Eşinizin İsteklerini Önemseyin Ve sorun;
Birçok kadın ya da erkek eşinin ne istediğini sormaktansa ne istediğini söylemesini bekliyor. Özellikle erkekler; güçlü olmak isterler, korunmasız görünmeyi değil. Birçok konuda ihtiyaç duydukları şeyi itiraf edemezler. Onu anlamak, ihtiyaçlarını fark etmek için çok meşgul olduğunuzu ya da özellikle cinsellik konusundaki isteklerini dinlemeye kapalı olduğunuzu hissederse, ihtiyaç ve isteklerini kendine saklayacaktır. Zamanla bu birikim ilişki için bir iletişimsizlik sorununa dönüşecektir. Ne düşündüğünü ve ne istediğini sorun ona. Onun kendi kendine sizden istemesini beklemeyin, çünkü muhtemelen hiç söylemeyecektir.
Eşinize Kendini İyi Hissettirin; Daha Çok Taktir Edin;
Elbette ki herkesin içinde yaptıklarının beğenilme takdir görme arzusu vardır. Zaman zaman siz ve aileniz için yaptıkları konusunda eşinizi takdir etmeyip, ona teşekkür etmeyerek ilişkideki saygıyı ve bağlılığı yitirirsiniz. Eğer eşinizin de sizi takdir etmediğini hissediyorsanız bunu ona söylemelisiniz. Unutulmaması gereken ise ilişkilerde nasıl davranılmasını istiyorsanız kendinize, ilk önce karşı tarafın anlayacağı dilden ona o şekilde davranmalısınız.
Eşinizin Sizi Kendi Sevgi Dili Sevdiğini Fark Edin;
Daha önceki yazılarımda da bahsettiğim gibi herkesin sevgi dili birbirinden farklıdır. Her zaman kendi sunduğumuz gibi sevgimizin karşılığını alamaya biliriz. Bazen de karşı taraf sevgisini sizin kadar rahat ifade edemeyebilir. Bazı erkekler severler ama sevgilerini sizinki kadar bariz bir şekilde göstermezler. Bunu sorun edip sürekli şikâyet etmek, karşı taraf için bıktırıcı bir etki yaratabilir. Duygularını belli etmeyen karakterde biriyle beraberseniz onu zorlamayıp anlamaya çalışmalısınız.
Eşinize Karşı Cinsel İsteksizliğinizi Görmezden Gelmeyin;
Eşinizin cinsel istediğinde sürekli onu kendinizden uzaklaştırmayı seçiyorsanız sevgisiz bir evliliğe doğru ilerliyorsunuz demektir. Cinsel isteksizlik sorunu yaşıyorsanız çözme sorumluluğu sizde olan bir sorunla karşı karşıya olabilirsiniz.

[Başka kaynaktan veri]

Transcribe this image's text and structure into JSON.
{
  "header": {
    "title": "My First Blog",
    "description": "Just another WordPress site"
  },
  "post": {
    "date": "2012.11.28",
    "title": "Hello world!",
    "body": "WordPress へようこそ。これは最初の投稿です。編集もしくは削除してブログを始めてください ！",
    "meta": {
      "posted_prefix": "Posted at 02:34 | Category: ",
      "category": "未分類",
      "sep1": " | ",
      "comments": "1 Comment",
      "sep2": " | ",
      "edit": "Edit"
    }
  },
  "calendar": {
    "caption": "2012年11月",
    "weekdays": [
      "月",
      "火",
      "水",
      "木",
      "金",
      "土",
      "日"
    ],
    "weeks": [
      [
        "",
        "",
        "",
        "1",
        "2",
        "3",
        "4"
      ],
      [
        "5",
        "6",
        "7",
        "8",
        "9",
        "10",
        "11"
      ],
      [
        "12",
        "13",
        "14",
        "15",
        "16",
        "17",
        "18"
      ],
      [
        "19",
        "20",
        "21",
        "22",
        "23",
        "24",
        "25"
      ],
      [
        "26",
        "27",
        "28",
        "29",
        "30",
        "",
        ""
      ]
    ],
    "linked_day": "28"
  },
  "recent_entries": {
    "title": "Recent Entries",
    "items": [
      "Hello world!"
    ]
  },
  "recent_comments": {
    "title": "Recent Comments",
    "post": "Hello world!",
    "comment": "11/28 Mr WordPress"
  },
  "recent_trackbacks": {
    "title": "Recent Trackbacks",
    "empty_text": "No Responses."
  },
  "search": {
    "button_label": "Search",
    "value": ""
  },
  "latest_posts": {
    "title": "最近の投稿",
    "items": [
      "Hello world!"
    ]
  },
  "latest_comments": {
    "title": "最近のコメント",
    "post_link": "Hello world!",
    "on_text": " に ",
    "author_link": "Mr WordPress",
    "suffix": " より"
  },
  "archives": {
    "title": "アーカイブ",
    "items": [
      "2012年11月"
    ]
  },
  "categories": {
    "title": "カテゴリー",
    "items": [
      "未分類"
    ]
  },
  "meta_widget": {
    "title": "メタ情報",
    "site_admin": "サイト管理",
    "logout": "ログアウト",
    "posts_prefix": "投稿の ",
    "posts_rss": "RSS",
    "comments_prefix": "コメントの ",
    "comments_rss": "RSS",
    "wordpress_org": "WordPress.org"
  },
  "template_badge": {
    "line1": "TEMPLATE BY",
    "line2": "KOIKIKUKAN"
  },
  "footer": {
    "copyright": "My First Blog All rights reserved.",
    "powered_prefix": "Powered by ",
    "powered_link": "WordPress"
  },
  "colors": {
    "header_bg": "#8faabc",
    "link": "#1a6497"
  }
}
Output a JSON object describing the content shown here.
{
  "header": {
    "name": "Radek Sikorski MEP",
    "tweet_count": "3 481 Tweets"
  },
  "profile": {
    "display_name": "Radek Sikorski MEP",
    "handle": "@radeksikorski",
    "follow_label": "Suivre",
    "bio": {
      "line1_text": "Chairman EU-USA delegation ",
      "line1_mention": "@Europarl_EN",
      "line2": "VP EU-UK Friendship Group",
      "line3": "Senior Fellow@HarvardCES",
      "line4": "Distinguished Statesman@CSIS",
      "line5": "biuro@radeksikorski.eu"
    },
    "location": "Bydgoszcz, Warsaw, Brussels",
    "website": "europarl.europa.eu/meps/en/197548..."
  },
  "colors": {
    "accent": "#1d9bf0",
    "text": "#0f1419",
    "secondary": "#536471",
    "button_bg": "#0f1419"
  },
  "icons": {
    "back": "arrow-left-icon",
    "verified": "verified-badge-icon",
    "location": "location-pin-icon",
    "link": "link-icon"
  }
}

Sebebi psikolojik ya da duygusal, her ne ise, sizin dikkatinize değer bir konu olduğundan, görmezden gelmemelisiniz.
Eşinizin Aklını Ve Fikrini Okumayın;
Onunla gerçek bir diyalog kurmak yerine kafanızda hayali bir diyalog kurarak iletişimi baştan kesiyorsunuz. Oysa yanılıyor olabilirsiniz. Onun aklından geçen her şeyi bilmeniz imkânsızdır, sizin isteklerinize ya da fikirlerinize nasıl karşılık vereceğini ona sormadan tahmin ederek kendinize bir yol çizmeniz sizi yanılgıya düşürür. Oysa derdinizi ya da fikrinizi eşinizle paylaşmanız sağlıklı bir iletişimi başlatabilir.
Eşinizin bakış Açısını Görmezden Gelmeyin;
Eşinizle her konuda anlaşmak zorunda değilsiniz. Ama bu her zaman sizin haklı olduğunuzu göstermez. Olaylara biraz da onun gözünden bakmaya ne dersiniz? Bunu yapabilmek empati duygunuzun da geliştiğini gösterir. Birbirini seven eşler her konuda aynı fikir de elbette olmak zorunda değillerdir fakat birbirlerinin fikirlerine saygı duymaları en büyük sevgi belirtisidir.